The first solution is to follow the example of the end of World War II by allowing inflation to reduce debt, which would help to put many situations in order.

However, this solution will be difficult to accept for:

  • Most vulnerable households that are hit hard by the increase in energy prices and
  • small depositors, particularly pensioners.

It would therefore be possible to combine this « solution » with targeted income increases: increases in pensions, low salaries, and social assistance (in all forms that do not encourage greater energy consumption).

The second solution is to address directly the impact and the roots of inflation:  first by helping households and companies to absorb the price shock in the short term and, at the same time, by supporting their efforts to reduce their carbon energy consumption.

In this respect, it should be noted that the « solutions » generally envisaged to reduce energy dependence on Russia (shift to LNG or other suppliers) completely miss this obvious priority. We must learn some level of sobriety and at the same time accelerate the development of low-carbon energies.

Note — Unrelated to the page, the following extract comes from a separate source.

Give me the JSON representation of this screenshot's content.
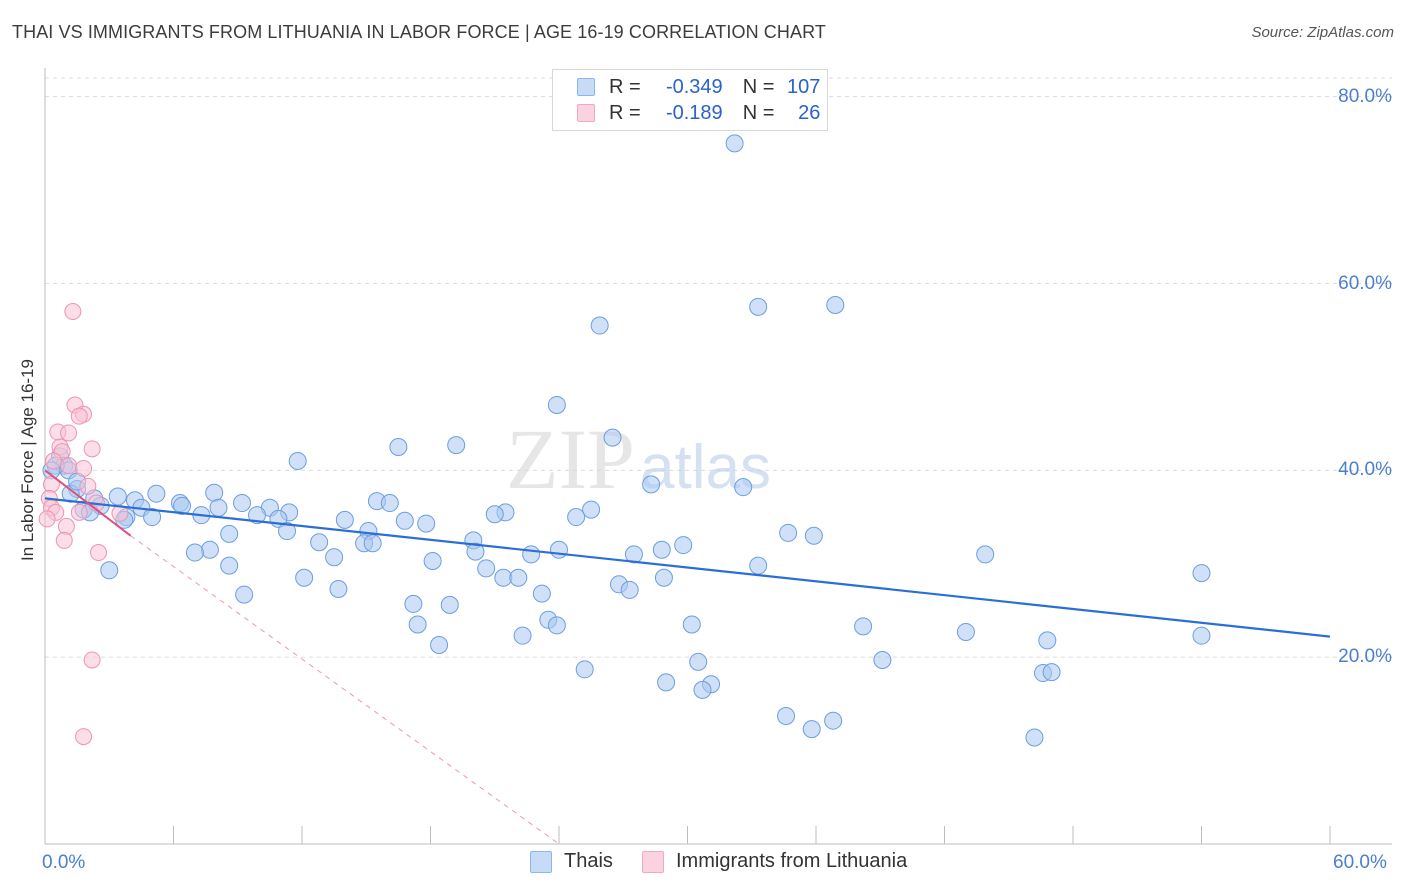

Still in the short term, we could consider the use of price controls for basic necessities (energy, electricity, basic food); in particular an electricity market reform must be conducted as soon as possible. The current system does not sufficiently protect consumers from increases in the price of fossil fuels.

Finally, in the medium term, we must do everything possible to reduce our dependence on China and large-scale exports by investing massively in Europe; more than ever we need a massive plan, as ecological issues are linked to economic (purchasing power) and geopolitical issues. To this end, we need to plan for a « mobilisation economy ». For this and more than ever, we must rethink our budgetary rules.

Compliance with the Stability and Growth Pact in its current form will reinforce the need for governments to reduce public spending of all kinds. It is essential to agree on a new European governance.

The European Central Bank could also play a decisive role in this matter: instead of raising interest rates, it should resolutely and rapidly commit itself to financing investments in the transition, whether public or private, as we have been relentlessly suggesting for years!